Mark Shannon wrote:
Michael Foord wrote:
A paper (well, presentation) has been published highlighting security problems with the hashing algorithm (exploiting collisions) in many programming languages Python included:
Although it's a security issue I'm posting it here because it is now public and seems important.
The issue they report can cause (for example) handling an http post to consume horrible amounts of cpu. For Python the figures they quoted:
reasonable-sized attack strings only for 32 bits Plone has max. POST size of 1 MB 7 minutes of CPU usage for a 1 MB request ~20 kbits/s → keep one Core Duo core busy
This was apparently reported to the security list, but hasn't been responded to beyond an acknowledgement on November 24th (the original report didn't make it onto the security list because it was held in a moderation queue). The same vulnerability was reported against various languages and web frameworks, and is already fixed in some of them.

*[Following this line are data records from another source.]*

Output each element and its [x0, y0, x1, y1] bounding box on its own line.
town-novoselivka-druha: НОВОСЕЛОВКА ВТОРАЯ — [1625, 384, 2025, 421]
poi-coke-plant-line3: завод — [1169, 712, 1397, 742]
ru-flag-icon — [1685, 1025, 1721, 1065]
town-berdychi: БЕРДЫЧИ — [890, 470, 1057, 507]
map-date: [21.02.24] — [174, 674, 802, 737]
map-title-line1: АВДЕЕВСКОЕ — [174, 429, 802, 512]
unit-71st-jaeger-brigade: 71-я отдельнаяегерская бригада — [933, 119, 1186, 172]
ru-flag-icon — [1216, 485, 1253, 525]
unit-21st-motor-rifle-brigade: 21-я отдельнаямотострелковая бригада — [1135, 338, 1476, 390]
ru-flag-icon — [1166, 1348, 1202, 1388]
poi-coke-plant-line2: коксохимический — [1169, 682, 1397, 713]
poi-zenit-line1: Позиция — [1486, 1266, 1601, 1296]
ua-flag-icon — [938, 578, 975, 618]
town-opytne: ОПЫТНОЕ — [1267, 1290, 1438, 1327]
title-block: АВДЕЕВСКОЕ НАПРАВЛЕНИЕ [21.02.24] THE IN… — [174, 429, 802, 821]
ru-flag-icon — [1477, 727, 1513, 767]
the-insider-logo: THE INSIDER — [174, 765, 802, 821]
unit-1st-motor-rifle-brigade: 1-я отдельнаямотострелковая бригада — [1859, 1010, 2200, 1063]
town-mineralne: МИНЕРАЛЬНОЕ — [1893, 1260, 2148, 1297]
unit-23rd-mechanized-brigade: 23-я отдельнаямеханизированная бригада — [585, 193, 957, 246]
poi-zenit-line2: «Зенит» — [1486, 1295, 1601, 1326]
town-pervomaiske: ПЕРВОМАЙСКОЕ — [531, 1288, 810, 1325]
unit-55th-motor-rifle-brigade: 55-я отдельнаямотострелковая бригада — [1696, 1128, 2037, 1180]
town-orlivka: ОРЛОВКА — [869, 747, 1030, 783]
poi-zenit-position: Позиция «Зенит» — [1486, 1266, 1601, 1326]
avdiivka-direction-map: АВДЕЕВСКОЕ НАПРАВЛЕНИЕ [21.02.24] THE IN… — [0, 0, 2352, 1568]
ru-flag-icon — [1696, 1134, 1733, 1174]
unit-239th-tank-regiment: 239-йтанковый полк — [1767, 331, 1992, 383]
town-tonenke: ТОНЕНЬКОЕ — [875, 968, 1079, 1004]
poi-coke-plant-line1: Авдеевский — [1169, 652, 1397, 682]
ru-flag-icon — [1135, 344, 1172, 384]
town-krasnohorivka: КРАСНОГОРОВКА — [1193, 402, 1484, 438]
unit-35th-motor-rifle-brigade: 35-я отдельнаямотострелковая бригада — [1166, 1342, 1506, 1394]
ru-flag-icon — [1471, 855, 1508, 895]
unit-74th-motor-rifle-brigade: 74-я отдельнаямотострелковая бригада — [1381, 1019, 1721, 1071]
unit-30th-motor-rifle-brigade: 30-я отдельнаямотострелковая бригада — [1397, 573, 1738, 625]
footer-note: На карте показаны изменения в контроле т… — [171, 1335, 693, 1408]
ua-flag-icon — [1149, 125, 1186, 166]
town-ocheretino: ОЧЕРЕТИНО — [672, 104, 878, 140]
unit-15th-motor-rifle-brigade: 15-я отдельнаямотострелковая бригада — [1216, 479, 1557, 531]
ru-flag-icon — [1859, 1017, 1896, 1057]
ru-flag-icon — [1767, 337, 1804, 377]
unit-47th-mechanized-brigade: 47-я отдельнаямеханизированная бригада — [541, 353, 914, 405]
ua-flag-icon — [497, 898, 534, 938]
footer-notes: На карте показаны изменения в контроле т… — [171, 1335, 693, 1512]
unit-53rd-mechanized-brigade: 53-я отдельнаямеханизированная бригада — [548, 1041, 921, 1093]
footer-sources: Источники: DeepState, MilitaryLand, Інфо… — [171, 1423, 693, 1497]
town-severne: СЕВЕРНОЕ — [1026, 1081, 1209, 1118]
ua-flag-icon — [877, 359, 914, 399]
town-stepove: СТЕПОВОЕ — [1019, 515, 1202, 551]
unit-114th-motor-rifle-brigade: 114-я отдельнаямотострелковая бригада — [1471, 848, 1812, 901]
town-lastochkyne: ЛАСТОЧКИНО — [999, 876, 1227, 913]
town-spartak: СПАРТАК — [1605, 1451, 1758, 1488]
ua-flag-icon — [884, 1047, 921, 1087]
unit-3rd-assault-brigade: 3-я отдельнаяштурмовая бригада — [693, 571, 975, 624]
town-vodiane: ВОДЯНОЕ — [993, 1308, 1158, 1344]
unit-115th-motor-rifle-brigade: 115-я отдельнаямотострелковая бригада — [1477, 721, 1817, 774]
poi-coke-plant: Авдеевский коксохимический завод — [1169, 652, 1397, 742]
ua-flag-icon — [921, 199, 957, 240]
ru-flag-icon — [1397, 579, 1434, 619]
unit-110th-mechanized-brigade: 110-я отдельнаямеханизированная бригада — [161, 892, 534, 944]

Their recommended fix is to randomize the hash function.
The attack relies on being able to predict the hash value for a given string. Randomising the string hash function is quite straightforward. There is no need to change the dictionary code.
A possible (*untested*) patch is attached. I'll leave it for those more familiar with unicodeobject.c to do properly.
The paper mentions that several web frameworks work around this by limiting the number of parameters per GET/POST/HEAD request.
This sounds like a better alternative than randomizing the hash function of strings.
Uncontrollable randomization has issues when you work with multi-process setups, since the processes would each use different hash values for identical strings. Putting the base_hash value under application control could be done to solve this problem, making sure that all processes use the same random base value.
BTW: Since your randomization trick uses the current time, it would also be rather easy to tune an attack to find the currently used base_hash. To make this safe, you'd have to use a more random source for initializing the base_hash.
Note that the same hash collision attack can be used for other key types as well, e.g. integers (where it's very easy to find hash collisions), so this kind of randomization would have to be applied to other basic types too.